Langsam schritt sie zu ihm, kniete zu seinen Füßen nieder und neigte das Haupt betend auf die gefalteten Hände.

Und dann klang es in ihrem Ohr: „Küß’ mich noch einmal, Käthe – nur noch einmal!“

Sie erhob den Kopf und schaute auf seine bleiche Stirn. Leise flackerten die zwei Kerzen im Luftzuge, und in dicken Tropfen spann sich das abfließende Wachs daran herunter.

„Küß’ mich noch einmal, Käthe!“

War es nicht, als hätten seine Lider gezuckt – war es nicht, als hätten sich seine fahlen Lippen bewegt? –

Und nein! Und nein! – Denn das ist er nicht. Er ist es ja nicht mehr! Er selbst ist hinweg, fort – in die Ewigkeit. Ohne Abschied gegangen, wohin kein Ruf, keine Klage, keine Bitte reicht; wohin kein Flehen dringt und kein Jammer unseres Herzens.

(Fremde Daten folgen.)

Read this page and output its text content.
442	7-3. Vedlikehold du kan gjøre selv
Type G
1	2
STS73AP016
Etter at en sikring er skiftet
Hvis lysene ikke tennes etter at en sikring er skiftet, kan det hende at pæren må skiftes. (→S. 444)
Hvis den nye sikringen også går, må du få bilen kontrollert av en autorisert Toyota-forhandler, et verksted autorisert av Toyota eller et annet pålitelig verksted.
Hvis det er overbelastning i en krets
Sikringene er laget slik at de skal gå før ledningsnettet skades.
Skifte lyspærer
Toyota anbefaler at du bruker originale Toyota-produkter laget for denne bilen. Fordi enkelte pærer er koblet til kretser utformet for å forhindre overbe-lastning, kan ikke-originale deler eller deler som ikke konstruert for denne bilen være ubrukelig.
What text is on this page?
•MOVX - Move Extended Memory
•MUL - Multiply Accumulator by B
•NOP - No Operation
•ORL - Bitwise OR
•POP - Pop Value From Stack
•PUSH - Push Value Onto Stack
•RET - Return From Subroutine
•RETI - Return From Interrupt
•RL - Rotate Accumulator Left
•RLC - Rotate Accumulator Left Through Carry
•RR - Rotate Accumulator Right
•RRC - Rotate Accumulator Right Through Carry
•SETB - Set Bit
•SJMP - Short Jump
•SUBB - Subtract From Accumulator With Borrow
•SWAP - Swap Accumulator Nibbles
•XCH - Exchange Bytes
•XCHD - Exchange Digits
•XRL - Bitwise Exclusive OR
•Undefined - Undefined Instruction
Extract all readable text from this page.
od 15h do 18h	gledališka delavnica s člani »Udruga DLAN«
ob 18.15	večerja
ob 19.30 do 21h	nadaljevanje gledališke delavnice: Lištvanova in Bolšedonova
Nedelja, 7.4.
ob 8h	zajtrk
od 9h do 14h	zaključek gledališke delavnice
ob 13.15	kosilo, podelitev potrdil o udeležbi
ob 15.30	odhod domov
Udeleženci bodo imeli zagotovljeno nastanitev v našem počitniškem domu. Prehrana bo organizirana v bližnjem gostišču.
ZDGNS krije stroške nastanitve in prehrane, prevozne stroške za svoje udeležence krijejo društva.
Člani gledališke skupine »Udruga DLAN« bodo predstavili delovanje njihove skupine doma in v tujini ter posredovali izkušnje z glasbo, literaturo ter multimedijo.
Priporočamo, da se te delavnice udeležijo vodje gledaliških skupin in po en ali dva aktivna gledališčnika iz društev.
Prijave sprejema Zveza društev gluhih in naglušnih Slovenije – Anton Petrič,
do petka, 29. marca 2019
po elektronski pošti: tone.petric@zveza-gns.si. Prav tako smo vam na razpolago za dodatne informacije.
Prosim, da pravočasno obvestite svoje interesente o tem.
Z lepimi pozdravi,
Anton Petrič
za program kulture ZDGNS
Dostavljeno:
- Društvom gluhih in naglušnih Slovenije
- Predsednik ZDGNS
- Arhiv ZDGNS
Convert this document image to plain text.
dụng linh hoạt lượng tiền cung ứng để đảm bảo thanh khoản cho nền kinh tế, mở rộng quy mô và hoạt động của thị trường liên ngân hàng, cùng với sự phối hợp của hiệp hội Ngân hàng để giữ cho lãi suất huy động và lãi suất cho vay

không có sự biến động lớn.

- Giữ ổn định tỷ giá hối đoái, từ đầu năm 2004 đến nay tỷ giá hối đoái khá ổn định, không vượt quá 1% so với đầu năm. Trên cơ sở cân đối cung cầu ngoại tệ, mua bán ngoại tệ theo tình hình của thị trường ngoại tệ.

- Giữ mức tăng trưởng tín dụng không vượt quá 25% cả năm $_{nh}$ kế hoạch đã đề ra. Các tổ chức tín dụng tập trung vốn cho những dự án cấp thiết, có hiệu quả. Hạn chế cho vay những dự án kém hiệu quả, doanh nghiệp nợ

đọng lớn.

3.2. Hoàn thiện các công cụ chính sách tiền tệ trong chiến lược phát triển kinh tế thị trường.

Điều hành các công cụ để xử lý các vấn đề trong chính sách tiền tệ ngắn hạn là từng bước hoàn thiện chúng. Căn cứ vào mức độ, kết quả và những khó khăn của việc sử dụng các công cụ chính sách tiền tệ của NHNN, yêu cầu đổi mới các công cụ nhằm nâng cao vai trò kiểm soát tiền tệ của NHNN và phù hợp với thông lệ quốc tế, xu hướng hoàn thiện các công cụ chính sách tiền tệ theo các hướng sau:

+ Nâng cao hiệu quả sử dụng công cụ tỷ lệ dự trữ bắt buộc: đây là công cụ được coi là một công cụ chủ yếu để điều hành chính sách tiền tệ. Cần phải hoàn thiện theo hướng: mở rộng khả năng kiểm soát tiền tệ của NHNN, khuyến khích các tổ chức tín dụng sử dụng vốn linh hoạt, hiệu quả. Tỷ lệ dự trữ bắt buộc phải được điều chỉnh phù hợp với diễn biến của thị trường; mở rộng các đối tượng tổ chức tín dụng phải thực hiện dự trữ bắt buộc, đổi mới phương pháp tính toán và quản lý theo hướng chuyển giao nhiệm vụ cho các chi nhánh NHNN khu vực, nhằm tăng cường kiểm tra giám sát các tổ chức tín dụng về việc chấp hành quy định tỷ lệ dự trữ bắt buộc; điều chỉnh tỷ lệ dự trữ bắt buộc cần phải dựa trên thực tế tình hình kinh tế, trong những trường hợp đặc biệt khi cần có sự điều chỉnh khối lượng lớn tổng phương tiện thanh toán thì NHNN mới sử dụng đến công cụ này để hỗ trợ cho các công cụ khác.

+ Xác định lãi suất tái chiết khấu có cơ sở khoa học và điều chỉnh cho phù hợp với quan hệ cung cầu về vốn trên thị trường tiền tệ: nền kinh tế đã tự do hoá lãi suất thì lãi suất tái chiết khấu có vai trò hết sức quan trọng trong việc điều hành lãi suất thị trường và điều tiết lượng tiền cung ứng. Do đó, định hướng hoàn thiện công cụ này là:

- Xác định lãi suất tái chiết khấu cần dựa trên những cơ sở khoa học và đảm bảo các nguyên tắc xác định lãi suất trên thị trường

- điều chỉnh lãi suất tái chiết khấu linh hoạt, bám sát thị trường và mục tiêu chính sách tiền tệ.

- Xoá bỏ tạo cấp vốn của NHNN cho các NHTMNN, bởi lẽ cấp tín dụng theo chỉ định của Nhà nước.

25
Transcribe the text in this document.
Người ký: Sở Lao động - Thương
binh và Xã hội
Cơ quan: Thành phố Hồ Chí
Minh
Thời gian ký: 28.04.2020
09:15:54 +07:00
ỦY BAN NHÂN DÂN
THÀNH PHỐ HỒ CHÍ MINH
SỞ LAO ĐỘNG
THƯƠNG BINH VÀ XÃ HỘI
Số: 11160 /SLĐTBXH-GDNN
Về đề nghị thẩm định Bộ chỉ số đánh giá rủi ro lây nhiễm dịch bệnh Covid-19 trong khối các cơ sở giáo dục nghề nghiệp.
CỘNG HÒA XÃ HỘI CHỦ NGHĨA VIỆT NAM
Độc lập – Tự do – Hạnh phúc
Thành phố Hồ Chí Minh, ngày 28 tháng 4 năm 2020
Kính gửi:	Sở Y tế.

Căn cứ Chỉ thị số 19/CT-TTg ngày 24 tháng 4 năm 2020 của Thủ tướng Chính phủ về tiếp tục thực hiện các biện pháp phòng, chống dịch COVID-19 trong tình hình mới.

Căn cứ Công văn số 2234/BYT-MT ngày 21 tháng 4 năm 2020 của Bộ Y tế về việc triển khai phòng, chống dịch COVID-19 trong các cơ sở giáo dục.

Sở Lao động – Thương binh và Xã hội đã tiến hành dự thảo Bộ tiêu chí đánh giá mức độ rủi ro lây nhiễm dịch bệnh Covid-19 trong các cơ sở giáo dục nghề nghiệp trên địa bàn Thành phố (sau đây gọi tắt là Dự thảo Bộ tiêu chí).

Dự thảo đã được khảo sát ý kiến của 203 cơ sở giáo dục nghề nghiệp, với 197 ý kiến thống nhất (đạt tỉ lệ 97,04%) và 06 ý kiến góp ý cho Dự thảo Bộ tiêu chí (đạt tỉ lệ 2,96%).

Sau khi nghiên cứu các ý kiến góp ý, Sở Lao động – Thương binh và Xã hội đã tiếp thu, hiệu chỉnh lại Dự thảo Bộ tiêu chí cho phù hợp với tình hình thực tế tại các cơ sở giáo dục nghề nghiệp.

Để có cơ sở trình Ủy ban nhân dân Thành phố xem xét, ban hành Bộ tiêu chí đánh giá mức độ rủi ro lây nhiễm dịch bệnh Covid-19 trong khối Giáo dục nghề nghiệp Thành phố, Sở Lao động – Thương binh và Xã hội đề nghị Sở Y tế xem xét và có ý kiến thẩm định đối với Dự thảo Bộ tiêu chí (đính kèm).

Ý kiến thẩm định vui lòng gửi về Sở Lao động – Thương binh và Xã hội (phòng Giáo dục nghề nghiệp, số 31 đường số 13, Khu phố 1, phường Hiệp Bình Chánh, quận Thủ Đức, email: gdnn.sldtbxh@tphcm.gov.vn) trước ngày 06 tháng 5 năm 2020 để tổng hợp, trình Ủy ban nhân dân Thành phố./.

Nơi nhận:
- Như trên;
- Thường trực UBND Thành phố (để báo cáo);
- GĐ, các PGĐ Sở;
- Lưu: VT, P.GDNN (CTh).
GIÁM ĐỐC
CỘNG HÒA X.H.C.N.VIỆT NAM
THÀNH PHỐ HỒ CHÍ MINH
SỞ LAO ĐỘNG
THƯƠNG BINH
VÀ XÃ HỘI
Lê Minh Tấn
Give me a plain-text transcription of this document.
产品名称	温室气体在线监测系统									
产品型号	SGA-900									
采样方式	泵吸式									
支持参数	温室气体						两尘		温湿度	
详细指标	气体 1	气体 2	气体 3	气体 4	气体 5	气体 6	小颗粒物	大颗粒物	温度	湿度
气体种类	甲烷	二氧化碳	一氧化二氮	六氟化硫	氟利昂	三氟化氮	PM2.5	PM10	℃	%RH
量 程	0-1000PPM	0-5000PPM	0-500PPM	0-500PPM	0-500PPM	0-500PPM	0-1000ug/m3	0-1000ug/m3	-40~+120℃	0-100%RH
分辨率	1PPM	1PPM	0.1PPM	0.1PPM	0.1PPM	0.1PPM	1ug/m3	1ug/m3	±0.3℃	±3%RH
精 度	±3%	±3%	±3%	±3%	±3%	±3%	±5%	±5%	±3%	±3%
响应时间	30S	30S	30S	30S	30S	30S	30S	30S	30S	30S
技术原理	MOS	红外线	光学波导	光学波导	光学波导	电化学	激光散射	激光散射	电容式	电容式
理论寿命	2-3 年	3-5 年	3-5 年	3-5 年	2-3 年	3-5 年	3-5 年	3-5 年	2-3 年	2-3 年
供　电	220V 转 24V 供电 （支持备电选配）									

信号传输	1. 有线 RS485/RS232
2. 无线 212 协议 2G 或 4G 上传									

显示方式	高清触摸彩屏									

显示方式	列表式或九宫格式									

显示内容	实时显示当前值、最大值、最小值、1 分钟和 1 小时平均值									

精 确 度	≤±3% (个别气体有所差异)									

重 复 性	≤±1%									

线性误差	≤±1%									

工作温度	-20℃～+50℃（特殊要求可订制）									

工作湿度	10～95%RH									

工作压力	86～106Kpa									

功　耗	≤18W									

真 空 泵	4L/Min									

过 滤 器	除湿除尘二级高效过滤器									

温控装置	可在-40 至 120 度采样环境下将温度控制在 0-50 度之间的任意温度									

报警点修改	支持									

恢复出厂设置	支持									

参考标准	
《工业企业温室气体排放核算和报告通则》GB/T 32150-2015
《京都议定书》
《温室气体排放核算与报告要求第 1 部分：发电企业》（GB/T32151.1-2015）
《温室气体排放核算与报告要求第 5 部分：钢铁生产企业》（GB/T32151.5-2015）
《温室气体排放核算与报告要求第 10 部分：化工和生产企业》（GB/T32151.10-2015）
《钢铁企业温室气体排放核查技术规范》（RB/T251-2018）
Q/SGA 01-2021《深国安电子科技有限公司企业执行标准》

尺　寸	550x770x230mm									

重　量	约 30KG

Er ist es nicht mehr. Es ist kein Licht in seinen Augen, kein Schlag in seinem Herzen, kein Ton auf seinen Lippen. Das ist nicht er – es ist der Tod.

Und leise bebend senkte sie den Kopf wieder auf die Hände. Sie regte sich nicht. Sie lag wie versteinert auf den Knieen, wie ohne Leben, ohne Gedanken.

Nur eine gräßliche Empfindung, unklar und doch durch alle ihre Nerven greifend, überkam sie. Ein Schauder ging durch ihre Fingerspitzen und legte sich auf ihre Lippen; ein kaltes Grauen umflorte ihre Sinne.

Kein Laut regte sich.

Ein Vöglein flatterte auf das Fensterkreuz, drehte den Kopf, lugte in den stillen Raum und schoß dann laut schreiend wieder von dannen, als wäre ihm unheimlich zu Mute geworden.

*  *  *

Herr Krüger wurde unruhig über Käthens langes Ausbleiben. Endlich machte er sich auf den Weg. Sie konnte doch nirgends anders sein. Er fand sie auf den Knieen am Fußende des Totenlagers hingestreckt. Sie richtete sich auf, als er sie an der Schulter faßte, und sah ihn verwirrt an, wie aus einem ohnmächtigen Schlummer erwachend.

„Komm jetzt, mein Kind! Du bist so lange ausgeblieben!“

Sie sah zu Boden, als hörte sie ihn nicht.

„Ich wollte Abschied nehmen,“ sagte sie tonlos.

Den alten Mann beschlich ein ängstliches Gefühl.

Er legte den Arm um sie.

„Ja, Käthe, wir nehmen Abschied. Komm!“

Sie wollte sich losmachen, sie wollte ein Wort sagen – aber die Zunge klebte ihr am Gaumen. Willenlos ließ sie sich wegführen. Die Thüre schloß sich hinter ihr, und wie im Traum ging sie wieder hinab über die Treppe, neben dem Vater, der ihre Hand fest in der seinen hielt und ab und zu etwas sprach, das sie nicht hörte.

*  *  *

Der Sommer verlief, und es kam der Herbst. In dem kleinen Hause an der Ecke des Marktes wurde es recht still und einsam.